Eine Kaliber 9 mm Pistole, Patronen und ein Magazin
Eine Kaliber 9 mm Pistole, Patronen und ein Magazin

Polizeigewerkschaft sieht Entwicklung mit Sorge

svz.de von
26. November 2015, 06:30 Uhr

Immer mehr Menschen in Mecklenburg-Vorpommern besorgen sich einen so genannten Kleinen Waffenschein. In diesem Jahr wurden bisher 272 Dokumente vergeben. Das sind 85 mehr als im Jahr 2014. Mindestens 30 Anträge werden derzeit außerdem noch geprüft. Das geht aus einer Umfrage unserer Zeitung in den Landkreisen hervor.

Der aktuelle Gesamtbestand an Kleinen Waffenscheinen in MV beläuft sich auf 3616 Stück, teilt das Innenministerium mit. Das Dokument berechtigt den Inhaber unter anderem zum Führen von Schreckschuss-, Reizstoff- und Signalwaffen mit PTB-Zulassungszeichen in der Öffentlichkeit. Der Erwerb dieser Waffen ist frei. Doch auch mit Kleinem Waffenschein ist das Schießen nur im Notfall erlaubt.
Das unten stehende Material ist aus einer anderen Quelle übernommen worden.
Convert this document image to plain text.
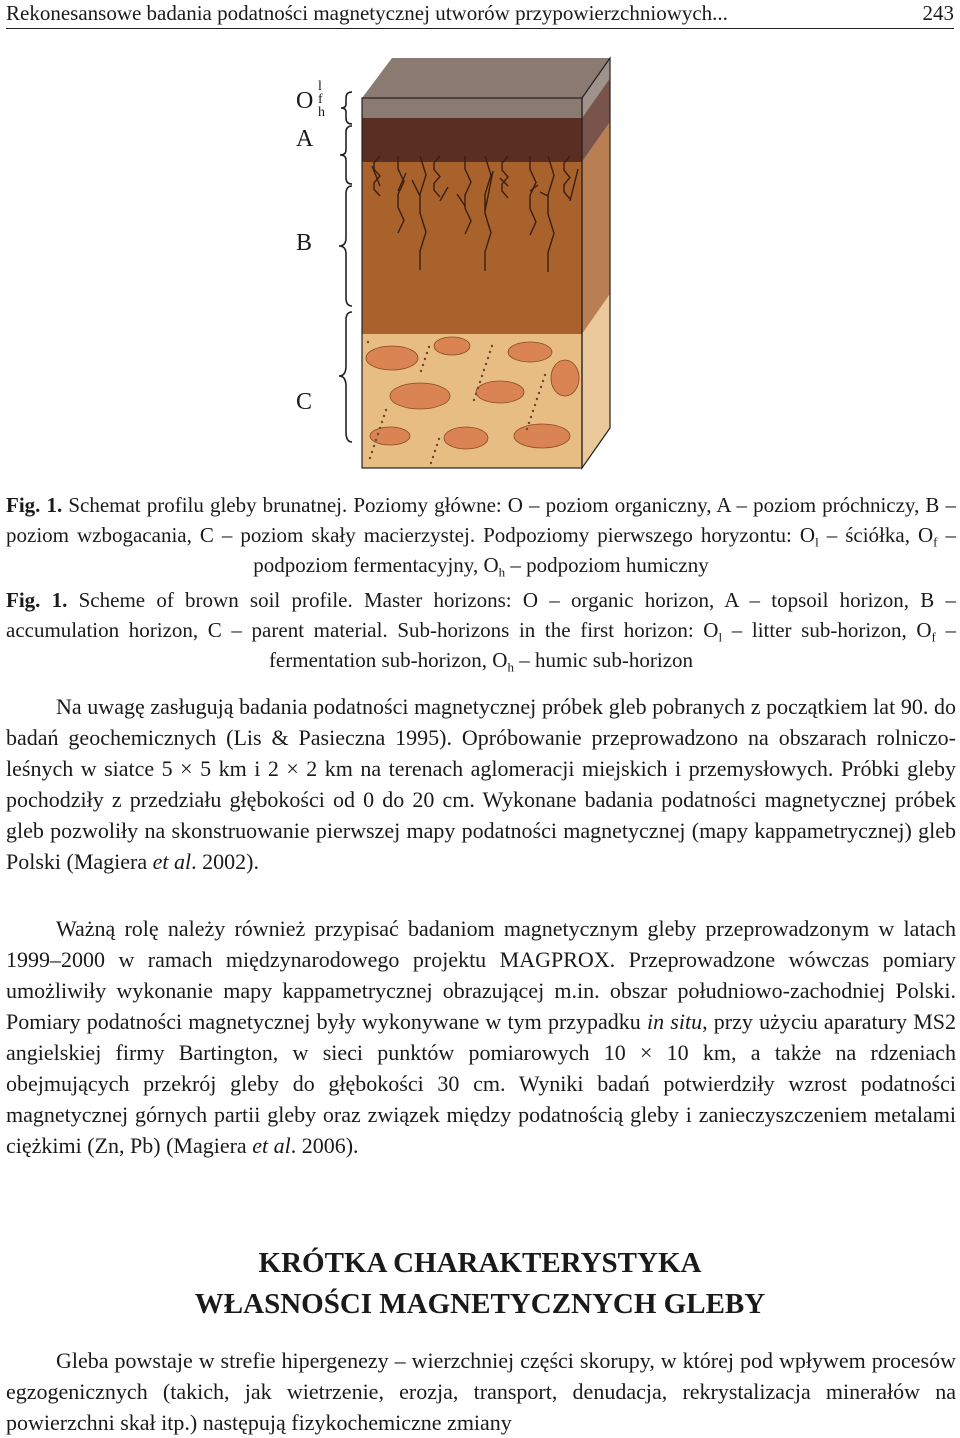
Rekonesansowe badania podatności magnetycznej utworów przypowierzchniowych...	243
O
l
f
h
A
B
C
Fig. 1. Schemat profilu gleby brunatnej. Poziomy główne: O – poziom organiczny, A – poziom próchniczy, B – poziom wzbogacania, C – poziom skały macierzystej. Podpoziomy pierwszego horyzontu: $O_l$ – ściółka, $O_f$ – podpoziom fermentacyjny, $O_h$ – podpoziom humiczny
Fig. 1. Scheme of brown soil profile. Master horizons: O – organic horizon, A – topsoil horizon, B – accumulation horizon, C – parent material. Sub-horizons in the first horizon: $O_l$ – litter sub-horizon, $O_f$ – fermentation sub-horizon, $O_h$ – humic sub-horizon

Na uwagę zasługują badania podatności magnetycznej próbek gleb pobranych z początkiem lat 90. do badań geochemicznych (Lis & Pasieczna 1995). Opróbowanie przeprowadzono na obszarach rolniczo-leśnych w siatce 5 × 5 km i 2 × 2 km na terenach aglomeracji miejskich i przemysłowych. Próbki gleby pochodziły z przedziału głębokości od 0 do 20 cm. Wykonane badania podatności magnetycznej próbek gleb pozwoliły na skonstruowanie pierwszej mapy podatności magnetycznej (mapy kappametrycznej) gleb Polski (Magiera et al. 2002).

Ważną rolę należy również przypisać badaniom magnetycznym gleby przeprowadzonym w latach 1999–2000 w ramach międzynarodowego projektu MAGPROX. Przeprowadzone wówczas pomiary umożliwiły wykonanie mapy kappametrycznej obrazującej m.in. obszar południowo-zachodniej Polski. Pomiary podatności magnetycznej były wykonywane w tym przypadku in situ, przy użyciu aparatury MS2 angielskiej firmy Bartington, w sieci punktów pomiarowych 10 × 10 km, a także na rdzeniach obejmujących przekrój gleby do głębokości 30 cm. Wyniki badań potwierdziły wzrost podatności magnetycznej górnych partii gleby oraz związek między podatnością gleby i zanieczyszczeniem metalami ciężkimi (Zn, Pb) (Magiera et al. 2006).

KRÓTKA CHARAKTERYSTYKA
WŁASNOŚCI MAGNETYCZNYCH GLEBY

Gleba powstaje w strefie hipergenezy – wierzchniej części skorupy, w której pod wpływem procesów egzogenicznych (takich, jak wietrzenie, erozja, transport, denudacja, rekrystalizacja minerałów na powierzchni skał itp.) następują fizykochemiczne zmiany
„Der Zusammenhang zwischen dem Terror und dem Sicherheitsbedürfnis der Bevölkerung ist definitiv spürbar. Alles was frei erhältlich ist, wird stark nachgefragt,“ sagt Ingo Meinhard, Chef des Verbandes Deutscher Büchsenmacher und Waffenhändler (VDB). Vor allem Schreckschusspistolen, Pfeffersprays oder CS-Gas-Sprays würden derzeit häufig über den Landentisch gehen.

Die Gewerkschaft der Polizei (GdP) sieht diese Entwicklung mit Sorge. „Wir finden es kritisch, sollten sich Menschen aus einer Furcht heraus bewaffnen“, sagt der GdP-Landeschef Christian Schumacher. „Es ist die Aufgabe des Staates, die Sicherheit der Bürger sicherzustellen und dazu gibt es die Polizei.“

Die Zunahme an freien Waffenscheinen ist ein bundesweiter Trend. In Sachsen beispielsweise wurden bis Ende Oktober mit 595 mehr als doppelt so viele solcher Berechtigungen als im gesamten Vorjahr ausgestellt.

Der Kleine Waffenschein gilt unbefristet. Er berechtigt nicht dazu, Waffen auf öffentlichen Veranstaltungen zu tragen.